Hearing loss takes a toll at any age, but for children struggling to hear, every day that they can’t hear clearly affects their whole future. Childhood is a time of rapid growth and learning, and hearing is closely linked to learning how to speak and communicate. When a child has hearing loss, they’re not able to hear what’s been said, and struggle to learn listening skills. Their speech development is also slowed, and this affects their writing and reading skills. Since writing and reading are the foundation for all future skills, children with hearing loss are at a huge disadvantage compared to their hearing peers.
Childhood is also the time we learn how to interact with our families, develop friendships, and learn to communicate. For a child living with untreated hearing loss, just getting through each day is a struggle, and they’re often delayed in developing social skills, and risk being ostracized by other children.
It might be difficult to recognize the signs of hearing loss in your child. In fact, their teacher might notice it before you do. Signs include seeming distracted, or not answering when called. You might think your child is ignoring you, when really, they never heard you call them. Other signs include answering questions in a way that doesn’t make sense or asking you to repeat what you said. Children with hearing loss often have limited speech and are frequently inattentive.
When it comes to treating your child’s hearing loss, the first step is to schedule a comprehensive hearing test to determine their level of hearing loss. This non-invasive test is fun for the kids, and all they have to do is listen and indicate if they’ve heard a sound or not. Once you know more about their hearing loss, you can find the perfect devices that will help them hear, and allow them to learn and grow along with their hearing peers.
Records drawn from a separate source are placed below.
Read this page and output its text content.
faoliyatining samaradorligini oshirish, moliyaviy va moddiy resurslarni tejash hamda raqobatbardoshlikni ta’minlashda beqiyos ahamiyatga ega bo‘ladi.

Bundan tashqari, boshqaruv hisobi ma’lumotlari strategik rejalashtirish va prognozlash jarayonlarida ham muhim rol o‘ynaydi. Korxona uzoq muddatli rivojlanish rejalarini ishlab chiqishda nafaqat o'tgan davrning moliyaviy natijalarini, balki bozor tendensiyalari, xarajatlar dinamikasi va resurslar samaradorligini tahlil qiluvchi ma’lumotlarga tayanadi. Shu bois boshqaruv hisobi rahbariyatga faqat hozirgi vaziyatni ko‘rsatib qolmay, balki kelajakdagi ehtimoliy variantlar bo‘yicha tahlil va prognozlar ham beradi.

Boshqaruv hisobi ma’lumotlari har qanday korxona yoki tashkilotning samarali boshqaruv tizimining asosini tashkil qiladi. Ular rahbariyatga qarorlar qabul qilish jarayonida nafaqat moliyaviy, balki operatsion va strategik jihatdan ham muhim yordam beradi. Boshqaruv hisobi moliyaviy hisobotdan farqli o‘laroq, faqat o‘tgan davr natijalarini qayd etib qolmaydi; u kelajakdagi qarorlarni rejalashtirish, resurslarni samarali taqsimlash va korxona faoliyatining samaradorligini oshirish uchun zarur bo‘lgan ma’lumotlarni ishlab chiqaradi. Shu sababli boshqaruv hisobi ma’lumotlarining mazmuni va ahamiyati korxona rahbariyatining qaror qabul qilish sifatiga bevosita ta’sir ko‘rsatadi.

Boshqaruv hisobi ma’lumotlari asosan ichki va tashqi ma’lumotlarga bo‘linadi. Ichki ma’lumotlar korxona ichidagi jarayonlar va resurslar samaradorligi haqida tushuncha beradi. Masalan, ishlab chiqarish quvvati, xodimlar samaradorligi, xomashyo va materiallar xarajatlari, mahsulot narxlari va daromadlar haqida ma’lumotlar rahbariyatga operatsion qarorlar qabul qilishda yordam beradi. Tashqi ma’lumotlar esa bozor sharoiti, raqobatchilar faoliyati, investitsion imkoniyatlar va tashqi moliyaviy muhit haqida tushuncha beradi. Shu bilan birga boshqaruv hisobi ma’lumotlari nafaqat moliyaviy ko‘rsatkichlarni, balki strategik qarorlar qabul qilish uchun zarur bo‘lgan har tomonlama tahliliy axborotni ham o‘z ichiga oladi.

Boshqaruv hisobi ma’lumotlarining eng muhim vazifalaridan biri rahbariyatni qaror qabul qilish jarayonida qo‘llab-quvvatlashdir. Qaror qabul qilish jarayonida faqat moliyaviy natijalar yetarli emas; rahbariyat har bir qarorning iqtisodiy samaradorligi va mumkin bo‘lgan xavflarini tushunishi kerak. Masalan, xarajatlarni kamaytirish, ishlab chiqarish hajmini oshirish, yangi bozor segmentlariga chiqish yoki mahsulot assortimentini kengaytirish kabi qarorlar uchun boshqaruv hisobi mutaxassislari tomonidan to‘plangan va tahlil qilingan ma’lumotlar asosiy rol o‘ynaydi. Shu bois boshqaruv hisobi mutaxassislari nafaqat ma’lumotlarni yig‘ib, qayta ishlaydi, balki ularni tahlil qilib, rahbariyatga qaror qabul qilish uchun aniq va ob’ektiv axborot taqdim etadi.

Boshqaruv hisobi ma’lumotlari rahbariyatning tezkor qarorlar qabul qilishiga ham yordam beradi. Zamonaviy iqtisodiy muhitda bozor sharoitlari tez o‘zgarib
If you’re worried that your child might have hearing loss, visit us today at Sate Hearing and Audiology to book a hearing test. We have hearing aids just for children, and they’ll be excited to put them on each morning to hear rich, full sound. They come in a variety of colors to match skin and hair tone, or if your child wants a chance to show them off, they also come in bright colors that will make all the other kids in class jealous. Our hearing aids come with a range of features to help your child learn, from directionality technology to speech enhancement that will help them hear the teacher. The devices will also reduce background noise, and help your child focus.
Along with getting hearing aids, your child might need to visit a speech and language pathologist to help them improve their speaking abilities, and catch up with their hearing peers. This could be through listening and speaking exercises, as well as using hand cues, or even learning some ESL.